Елена ощутила на губах сначала показавшийся ей сладковатым привкус слёз.
– Христос воскресе, – шептала она, и словно бы только ей одной отвечали из темноты:
– Воистину воскресе!
Под ногами шуршала прошлогодняя трава и листва – Елена слушала и эту музыку жизни.
Потом посветлело. Раздвинулось небо. Стали гаснуть звёзды – с востока шёл новый день, он обещал больше весеннего тепла и света.
После обедни все Охотниковы вместе сошли с паперти и неспешно направились домой. Они часто останавливались и христосовались со встречными. Перед воротами дома Михаил Григорьевич остановился – задержались и все домочадцы. Накладывали крестные знамения, кланялись дому – так издавна было заведено у Охотниковых в Пасху и Рождество. И другие люди, проходя мимо, не могли удержаться – крестились и кланялись на их дом. И в самом деле было трудно удержаться – походил он на иконостас, богатый, любовно убранный: и ворота с калиткой, и наличники со ставнями, и фасад кровли с гребешком наверху, и палисадник, и даже завалинка были украшены искусной деревянной резьбой, покрытой белилами и красной охрой. Резьба была делом рук Григория Васильевича. Он – несомненно гордясь – как-то сказал во хмелю, когда его резьбу похвалили:
– Ведомое дело: лик дома – душа хозяина. Так-то оно, братцы!
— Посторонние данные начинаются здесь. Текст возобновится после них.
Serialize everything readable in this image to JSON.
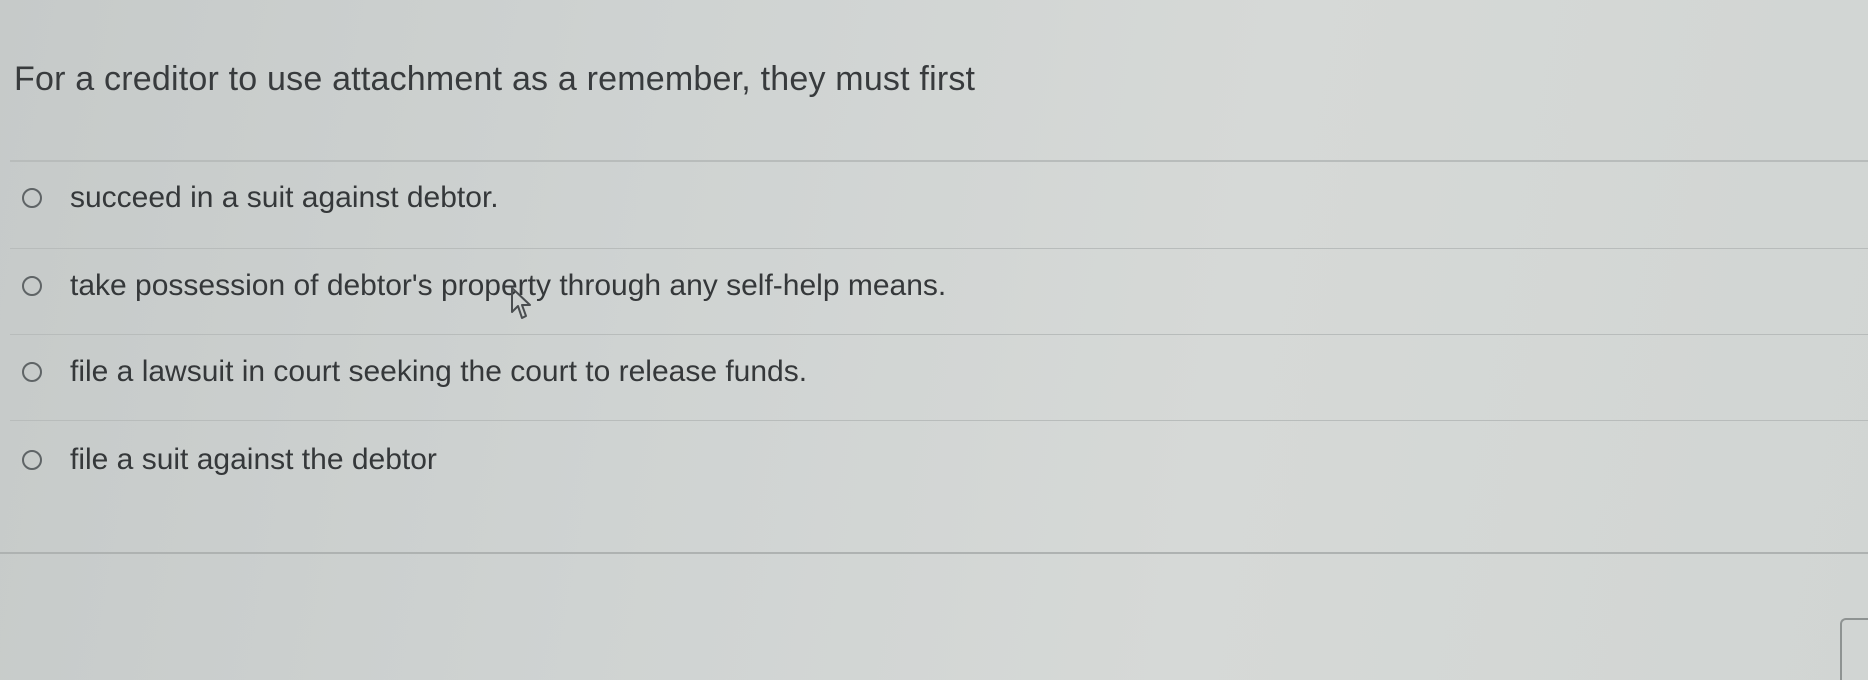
{
  "question": {
    "text": "For a creditor to use attachment as a remember, they must first"
  },
  "options": [
    {
      "label": "succeed in a suit against debtor.",
      "selected": false
    },
    {
      "label": "take possession of debtor's property through any self-help means.",
      "selected": false
    },
    {
      "label": "file a lawsuit in court seeking the court to release funds.",
      "selected": false
    },
    {
      "label": "file a suit against the debtor",
      "selected": false
    }
  ],
  "icons": {
    "radio": "radio-button-icon",
    "cursor": "mouse-pointer-icon"
  },
  "colors": {
    "background": "#d0d4d2",
    "text": "#383b3d",
    "divider": "#b8bcbb"
  }
}
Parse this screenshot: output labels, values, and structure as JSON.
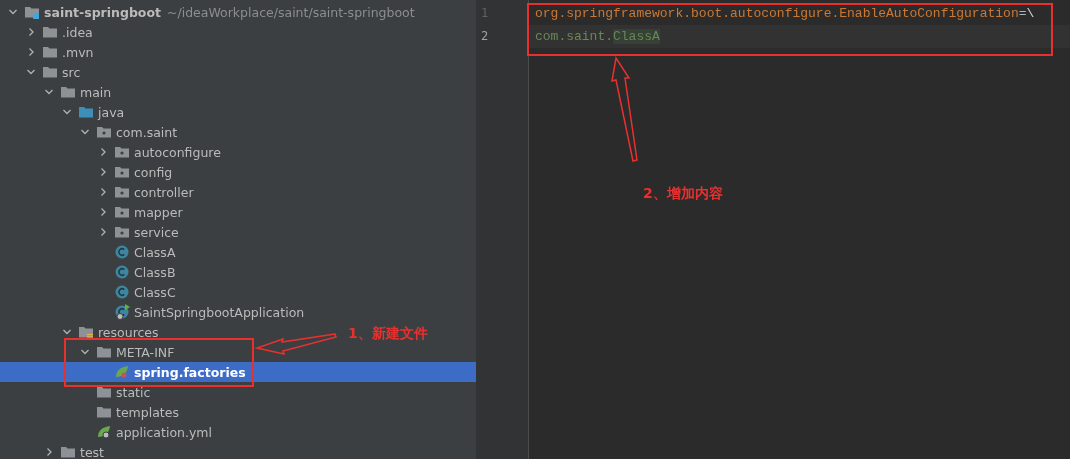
{
  "project_tree": {
    "items": [
      {
        "name": "saint-springboot",
        "path": "~/ideaWorkplace/saint/saint-springboot",
        "kind": "module",
        "expanded": true,
        "selected": false,
        "children": [
          {
            "name": ".idea",
            "kind": "folder",
            "expanded": false,
            "selected": false
          },
          {
            "name": ".mvn",
            "kind": "folder",
            "expanded": false,
            "selected": false
          },
          {
            "name": "src",
            "kind": "folder",
            "expanded": true,
            "selected": false,
            "children": [
              {
                "name": "main",
                "kind": "folder",
                "expanded": true,
                "selected": false,
                "children": [
                  {
                    "name": "java",
                    "kind": "source",
                    "expanded": true,
                    "selected": false,
                    "children": [
                      {
                        "name": "com.saint",
                        "kind": "package",
                        "expanded": true,
                        "selected": false,
                        "children": [
                          {
                            "name": "autoconfigure",
                            "kind": "package",
                            "expanded": false,
                            "selected": false
                          },
                          {
                            "name": "config",
                            "kind": "package",
                            "expanded": false,
                            "selected": false
                          },
                          {
                            "name": "controller",
                            "kind": "package",
                            "expanded": false,
                            "selected": false
                          },
                          {
                            "name": "mapper",
                            "kind": "package",
                            "expanded": false,
                            "selected": false
                          },
                          {
                            "name": "service",
                            "kind": "package",
                            "expanded": false,
                            "selected": false
                          },
                          {
                            "name": "ClassA",
                            "kind": "class",
                            "selected": false
                          },
                          {
                            "name": "ClassB",
                            "kind": "class",
                            "selected": false
                          },
                          {
                            "name": "ClassC",
                            "kind": "class",
                            "selected": false
                          },
                          {
                            "name": "SaintSpringbootApplication",
                            "kind": "app",
                            "selected": false
                          }
                        ]
                      }
                    ]
                  },
                  {
                    "name": "resources",
                    "kind": "resources",
                    "expanded": true,
                    "selected": false,
                    "children": [
                      {
                        "name": "META-INF",
                        "kind": "folder",
                        "expanded": true,
                        "selected": false,
                        "children": [
                          {
                            "name": "spring.factories",
                            "kind": "spring",
                            "selected": true
                          }
                        ]
                      },
                      {
                        "name": "static",
                        "kind": "folder",
                        "selected": false
                      },
                      {
                        "name": "templates",
                        "kind": "folder",
                        "selected": false
                      },
                      {
                        "name": "application.yml",
                        "kind": "config",
                        "selected": false
                      }
                    ]
                  }
                ]
              },
              {
                "name": "test",
                "kind": "folder",
                "expanded": false,
                "selected": false
              }
            ]
          }
        ]
      }
    ]
  },
  "editor": {
    "lines": [
      {
        "number": "1",
        "current": false,
        "tokens": [
          {
            "text": "org.springframework.boot.autoconfigure.EnableAutoConfiguration",
            "kind": "key"
          },
          {
            "text": "=",
            "kind": "separator"
          },
          {
            "text": "\\",
            "kind": "escape"
          }
        ]
      },
      {
        "number": "2",
        "current": true,
        "tokens": [
          {
            "text": "com.saint.",
            "kind": "value"
          },
          {
            "text": "ClassA",
            "kind": "match"
          }
        ]
      }
    ]
  },
  "annotations": [
    {
      "text": "1、新建文件"
    },
    {
      "text": "2、增加内容"
    }
  ]
}
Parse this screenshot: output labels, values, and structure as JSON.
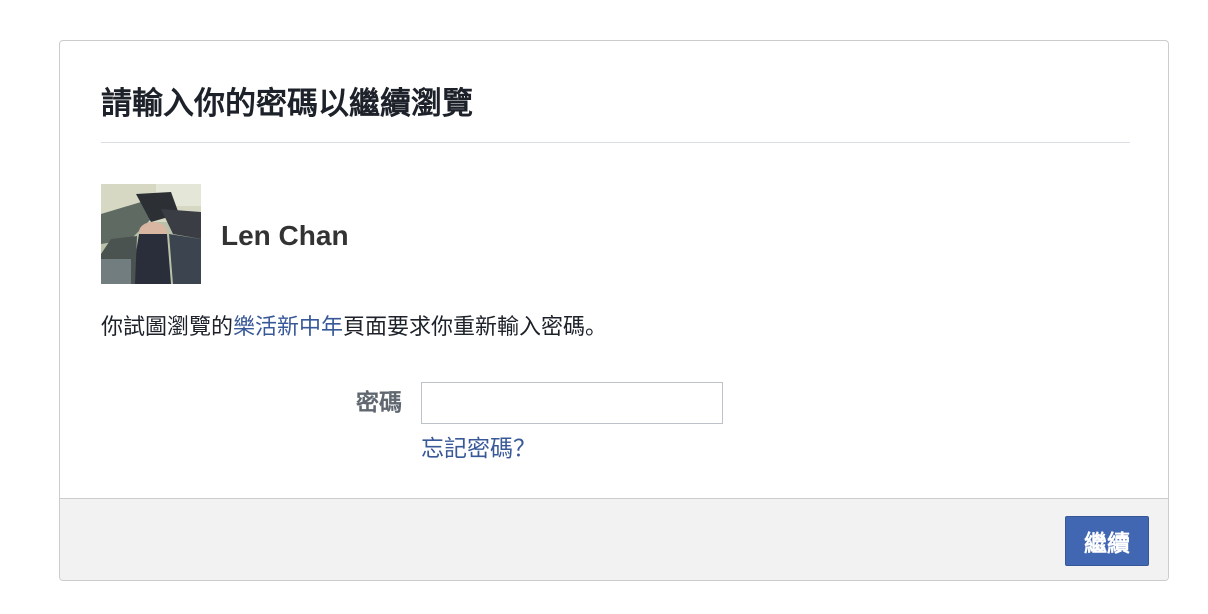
{
  "dialog": {
    "title": "請輸入你的密碼以繼續瀏覽"
  },
  "user": {
    "name": "Len Chan",
    "avatar": "user-profile-photo"
  },
  "message": {
    "prefix": "你試圖瀏覽的",
    "page_link": "樂活新中年",
    "suffix": "頁面要求你重新輸入密碼。"
  },
  "form": {
    "password_label": "密碼",
    "password_value": "",
    "forgot_password_link": "忘記密碼？"
  },
  "footer": {
    "continue_label": "繼續"
  },
  "colors": {
    "link": "#385898",
    "button": "#4267b2",
    "footer_bg": "#f2f2f2",
    "title_text": "#1d2129"
  }
}
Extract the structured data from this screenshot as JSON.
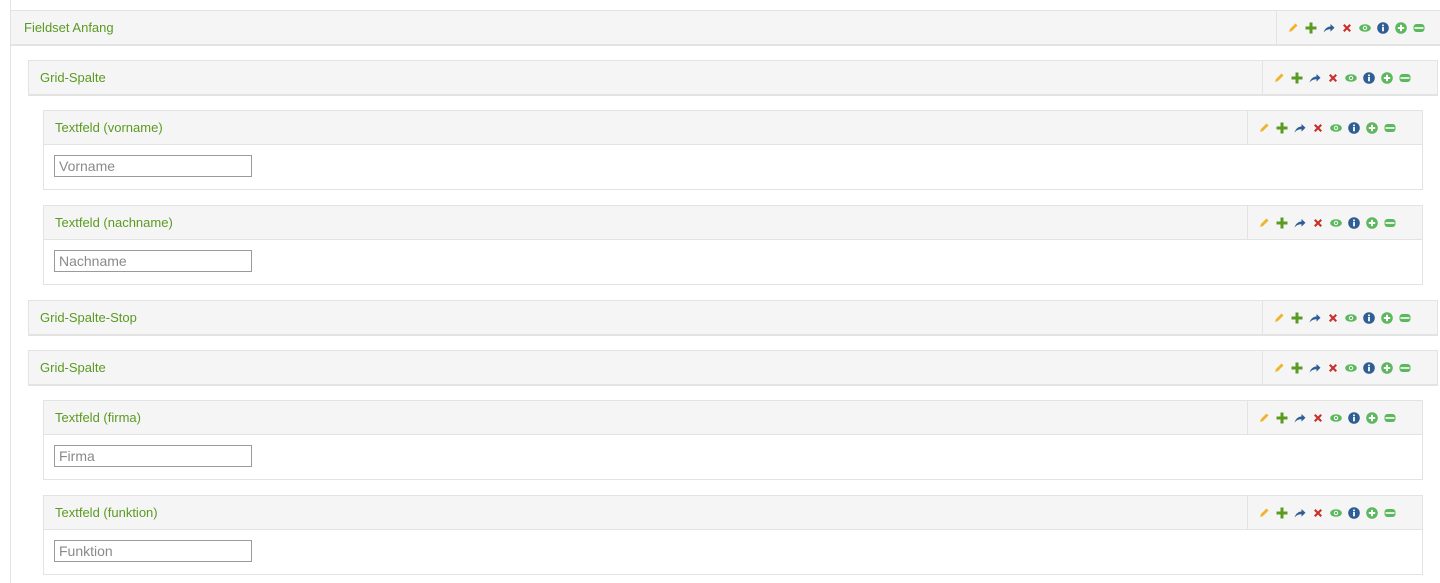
{
  "colors": {
    "title": "#5b9a22",
    "edit": "#f0b429",
    "add": "#5b9a22",
    "move": "#2f5e95",
    "delete": "#c9302c",
    "view": "#5cb85c",
    "info": "#2f5e95",
    "plus_circle": "#5cb85c",
    "minus": "#5cb85c"
  },
  "toolbar_icons": [
    "pencil-icon",
    "plus-icon",
    "share-arrow-icon",
    "close-icon",
    "eye-icon",
    "info-icon",
    "plus-circle-icon",
    "minus-icon"
  ],
  "elements": {
    "fieldset_start": {
      "title": "Fieldset Anfang"
    },
    "grid_column_1": {
      "title": "Grid-Spalte"
    },
    "textfield_vorname": {
      "title": "Textfeld (vorname)",
      "placeholder": "Vorname",
      "value": ""
    },
    "textfield_nachname": {
      "title": "Textfeld (nachname)",
      "placeholder": "Nachname",
      "value": ""
    },
    "grid_column_stop": {
      "title": "Grid-Spalte-Stop"
    },
    "grid_column_2": {
      "title": "Grid-Spalte"
    },
    "textfield_firma": {
      "title": "Textfeld (firma)",
      "placeholder": "Firma",
      "value": ""
    },
    "textfield_funktion": {
      "title": "Textfeld (funktion)",
      "placeholder": "Funktion",
      "value": ""
    }
  }
}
Но смутился, даже, кажется, покраснел и сердито прибавил, как бы оправдываясь, а сердясь, несомненно, исключительно на себя:
– Люблю, вишь, красоту. Душа просит её, совратительницу.
Елена, раньше не выделявшая этой кружевной красоты родного дома, привыкшая к ней с малолетства, любившая город с его каменными строениями в лепнине, сегодня неожиданно прозревающе и восторженно поняла, вместе со всеми крестясь и кланяясь дому, что он прекрасен, что и в нём, и в пасхальном празднике заключено какое-то важное для неё обещание, какая-то надежда, которая непременно принесёт в её жизнь кружева счастья.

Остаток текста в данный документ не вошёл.